Autophagy is a conserved degradation process crucial to maintaining the primary function of cellular and organismal metabolism. Impaired autophagy could develop numerous diseases, including cancer, cardiomyopathy, neurodegenerative disorders, and aging. N6-methyladenosine (m6A) is the most common RNA modification in eukaryotic cells, and the fate of m6A modified transcripts is controlled by m6A RNA binding proteins. m6A modification influences mRNA alternative splicing, stability, translation, and subcellular localization. Intriguingly, recent studies show that m6A RNA methylation could alter the expression of essential autophagy-related (ATG) genes and influence the autophagy function. Thus, both m6A modification and autophagy could play a crucial role in the onset and progression of various human diseases. In this review, we summarize the latest studies describing the impact of m6A modification in autophagy regulation and discuss the role of m6A modification-autophagy axis in different human diseases, including obesity, heart disease, azoospermatism or oligospermatism, intervertebral disc degeneration, and cancer. The comprehensive understanding of the m6A modification and autophagy interplay may help in interpreting their impact on human diseases and may aid in devising future therapeutic strategies.

中文翻译：

---

当前对 m6A RNA 甲基化和自噬相互作用在人类疾病中的影响的见解

自噬是一种保守的降解过程，对于维持细胞和机体代谢的主要功能至关重要。自噬受损可能会导致多种疾病，包括癌症、心肌病、神经退行性疾病和衰老。

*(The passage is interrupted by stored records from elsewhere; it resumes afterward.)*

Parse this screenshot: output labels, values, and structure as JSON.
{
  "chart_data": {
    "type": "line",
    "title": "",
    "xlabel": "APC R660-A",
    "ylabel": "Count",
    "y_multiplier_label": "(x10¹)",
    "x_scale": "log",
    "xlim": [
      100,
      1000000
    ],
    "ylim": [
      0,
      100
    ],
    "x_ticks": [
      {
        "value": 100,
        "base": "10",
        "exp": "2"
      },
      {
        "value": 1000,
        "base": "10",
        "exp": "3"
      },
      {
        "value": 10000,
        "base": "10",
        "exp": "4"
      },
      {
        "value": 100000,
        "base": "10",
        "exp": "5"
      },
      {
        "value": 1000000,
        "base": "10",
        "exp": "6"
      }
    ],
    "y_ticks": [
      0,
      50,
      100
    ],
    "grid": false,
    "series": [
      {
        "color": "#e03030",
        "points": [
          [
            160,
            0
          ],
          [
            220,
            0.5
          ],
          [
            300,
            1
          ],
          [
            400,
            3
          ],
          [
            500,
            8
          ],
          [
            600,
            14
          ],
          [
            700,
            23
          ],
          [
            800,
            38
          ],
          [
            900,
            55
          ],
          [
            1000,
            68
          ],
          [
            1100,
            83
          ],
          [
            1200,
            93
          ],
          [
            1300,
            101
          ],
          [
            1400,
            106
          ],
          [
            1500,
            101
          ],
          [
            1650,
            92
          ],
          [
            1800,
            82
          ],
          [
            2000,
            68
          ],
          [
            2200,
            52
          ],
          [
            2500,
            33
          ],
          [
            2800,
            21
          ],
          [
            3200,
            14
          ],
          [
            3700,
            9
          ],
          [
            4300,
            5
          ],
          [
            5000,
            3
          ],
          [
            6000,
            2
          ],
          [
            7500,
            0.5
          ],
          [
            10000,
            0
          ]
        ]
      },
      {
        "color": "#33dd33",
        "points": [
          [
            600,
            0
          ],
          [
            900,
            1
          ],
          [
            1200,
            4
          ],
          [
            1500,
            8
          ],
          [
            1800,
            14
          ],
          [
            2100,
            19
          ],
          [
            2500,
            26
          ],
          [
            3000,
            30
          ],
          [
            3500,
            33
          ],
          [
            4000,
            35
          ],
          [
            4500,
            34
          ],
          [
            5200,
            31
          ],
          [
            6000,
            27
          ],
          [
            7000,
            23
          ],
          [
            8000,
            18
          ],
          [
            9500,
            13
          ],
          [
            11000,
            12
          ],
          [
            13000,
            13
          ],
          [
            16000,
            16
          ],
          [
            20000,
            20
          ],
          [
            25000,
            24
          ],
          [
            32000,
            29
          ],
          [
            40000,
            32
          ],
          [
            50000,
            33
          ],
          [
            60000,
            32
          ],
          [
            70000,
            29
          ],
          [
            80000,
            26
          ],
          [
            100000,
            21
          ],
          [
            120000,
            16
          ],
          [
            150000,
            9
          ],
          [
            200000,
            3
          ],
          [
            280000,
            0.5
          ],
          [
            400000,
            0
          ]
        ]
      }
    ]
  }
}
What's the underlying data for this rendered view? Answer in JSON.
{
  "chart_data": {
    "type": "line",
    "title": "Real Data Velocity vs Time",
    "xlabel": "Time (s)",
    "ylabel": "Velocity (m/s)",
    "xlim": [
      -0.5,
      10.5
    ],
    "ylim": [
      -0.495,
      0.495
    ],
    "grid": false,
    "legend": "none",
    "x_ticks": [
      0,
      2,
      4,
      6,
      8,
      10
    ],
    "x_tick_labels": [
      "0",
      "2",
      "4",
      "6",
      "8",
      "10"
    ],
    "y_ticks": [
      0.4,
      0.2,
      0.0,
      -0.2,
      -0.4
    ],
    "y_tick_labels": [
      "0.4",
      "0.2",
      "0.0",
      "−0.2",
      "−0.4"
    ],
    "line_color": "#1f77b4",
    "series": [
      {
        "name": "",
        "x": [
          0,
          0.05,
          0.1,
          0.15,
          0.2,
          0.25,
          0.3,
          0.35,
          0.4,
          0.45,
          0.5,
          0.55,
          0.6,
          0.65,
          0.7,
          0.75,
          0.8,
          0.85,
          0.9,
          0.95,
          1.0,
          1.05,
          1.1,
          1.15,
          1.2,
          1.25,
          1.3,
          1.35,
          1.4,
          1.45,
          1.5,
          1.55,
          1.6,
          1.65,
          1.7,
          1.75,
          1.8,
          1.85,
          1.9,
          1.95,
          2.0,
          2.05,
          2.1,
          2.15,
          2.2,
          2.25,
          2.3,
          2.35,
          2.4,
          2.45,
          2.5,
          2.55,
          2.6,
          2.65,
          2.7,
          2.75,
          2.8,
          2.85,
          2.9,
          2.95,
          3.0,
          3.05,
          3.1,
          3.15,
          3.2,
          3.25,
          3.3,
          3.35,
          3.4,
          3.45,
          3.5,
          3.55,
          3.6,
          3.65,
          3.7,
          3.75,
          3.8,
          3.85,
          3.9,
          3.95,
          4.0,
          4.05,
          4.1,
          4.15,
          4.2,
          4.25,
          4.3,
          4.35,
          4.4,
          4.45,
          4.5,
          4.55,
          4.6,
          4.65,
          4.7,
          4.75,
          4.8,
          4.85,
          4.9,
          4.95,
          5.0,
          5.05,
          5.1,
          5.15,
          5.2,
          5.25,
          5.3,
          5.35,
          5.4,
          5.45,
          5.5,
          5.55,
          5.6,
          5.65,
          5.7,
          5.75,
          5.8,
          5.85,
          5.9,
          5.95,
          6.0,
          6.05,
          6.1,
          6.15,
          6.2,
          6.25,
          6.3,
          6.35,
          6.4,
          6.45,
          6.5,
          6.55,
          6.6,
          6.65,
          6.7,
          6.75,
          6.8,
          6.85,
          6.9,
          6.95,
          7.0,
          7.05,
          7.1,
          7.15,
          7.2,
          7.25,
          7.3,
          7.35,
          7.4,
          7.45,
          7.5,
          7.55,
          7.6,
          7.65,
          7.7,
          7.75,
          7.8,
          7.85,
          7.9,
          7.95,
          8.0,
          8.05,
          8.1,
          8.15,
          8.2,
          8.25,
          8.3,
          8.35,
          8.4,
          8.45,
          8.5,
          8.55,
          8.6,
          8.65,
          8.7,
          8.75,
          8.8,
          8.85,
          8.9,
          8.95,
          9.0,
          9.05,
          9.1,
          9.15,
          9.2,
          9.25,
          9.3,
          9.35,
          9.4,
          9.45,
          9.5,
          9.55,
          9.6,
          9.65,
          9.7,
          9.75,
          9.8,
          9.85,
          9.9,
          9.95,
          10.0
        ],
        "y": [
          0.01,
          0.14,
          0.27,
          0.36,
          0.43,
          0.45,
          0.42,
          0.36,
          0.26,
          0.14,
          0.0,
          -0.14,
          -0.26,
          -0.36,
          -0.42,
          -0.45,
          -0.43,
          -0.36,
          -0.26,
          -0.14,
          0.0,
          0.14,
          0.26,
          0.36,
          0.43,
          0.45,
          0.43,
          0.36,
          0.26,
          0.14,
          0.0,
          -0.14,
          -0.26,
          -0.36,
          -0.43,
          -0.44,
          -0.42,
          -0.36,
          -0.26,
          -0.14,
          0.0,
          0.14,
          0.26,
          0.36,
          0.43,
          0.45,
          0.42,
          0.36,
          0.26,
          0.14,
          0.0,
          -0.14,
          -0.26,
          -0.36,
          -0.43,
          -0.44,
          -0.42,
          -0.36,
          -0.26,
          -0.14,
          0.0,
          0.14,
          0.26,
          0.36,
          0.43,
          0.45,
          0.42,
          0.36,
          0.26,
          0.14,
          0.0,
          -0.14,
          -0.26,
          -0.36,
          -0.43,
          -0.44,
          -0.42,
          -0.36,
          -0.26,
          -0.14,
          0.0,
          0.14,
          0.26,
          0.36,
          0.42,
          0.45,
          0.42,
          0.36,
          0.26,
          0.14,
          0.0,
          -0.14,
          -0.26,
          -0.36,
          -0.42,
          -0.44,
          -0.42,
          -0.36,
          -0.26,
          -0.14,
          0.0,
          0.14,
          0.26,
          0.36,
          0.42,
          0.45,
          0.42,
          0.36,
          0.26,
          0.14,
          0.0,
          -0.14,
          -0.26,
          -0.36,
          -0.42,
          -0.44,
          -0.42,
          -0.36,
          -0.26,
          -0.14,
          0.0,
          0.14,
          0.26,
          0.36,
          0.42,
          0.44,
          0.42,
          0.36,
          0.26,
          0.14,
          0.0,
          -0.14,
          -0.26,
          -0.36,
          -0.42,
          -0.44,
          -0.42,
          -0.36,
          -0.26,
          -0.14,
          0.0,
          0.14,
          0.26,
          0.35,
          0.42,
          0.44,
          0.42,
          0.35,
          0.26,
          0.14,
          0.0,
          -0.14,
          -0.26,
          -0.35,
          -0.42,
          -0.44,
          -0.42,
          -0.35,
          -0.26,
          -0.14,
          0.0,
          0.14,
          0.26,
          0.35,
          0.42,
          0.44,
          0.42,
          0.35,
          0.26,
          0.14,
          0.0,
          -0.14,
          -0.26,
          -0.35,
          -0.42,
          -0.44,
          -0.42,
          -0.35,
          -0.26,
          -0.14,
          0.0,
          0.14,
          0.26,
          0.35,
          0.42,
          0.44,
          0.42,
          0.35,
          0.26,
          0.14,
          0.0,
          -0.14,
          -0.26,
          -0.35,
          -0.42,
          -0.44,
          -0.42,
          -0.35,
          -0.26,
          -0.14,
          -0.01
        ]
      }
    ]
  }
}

N6-甲基腺苷 (m6A) 是真核细胞中最常见的 RNA 修饰，m6A 修饰转录物的命运由 m6A RNA 结合蛋白控制。m6A 修饰影响 mRNA 可变剪接、稳定性、翻译和亚细胞定位。有趣的是，最近的研究表明 m6A RNA 甲基化可以改变基本自噬相关 (ATG) 基因的表达并影响自噬功能。因此，m6A 修饰和自噬都可以在各种人类疾病的发生和发展中发挥关键作用。在这次审查中，我们总结了描述 m6A 修饰对自噬调节影响的最新研究，并讨论了 m6A 修饰-自噬轴在不同人类疾病中的作用，包括肥胖、心脏病、无精子症或少精子症、椎间盘退变和癌症。对 m6A 修饰和自噬相互作用的全面理解可能有助于解释它们对人类疾病的影响，并可能有助于制定未来的治疗策略。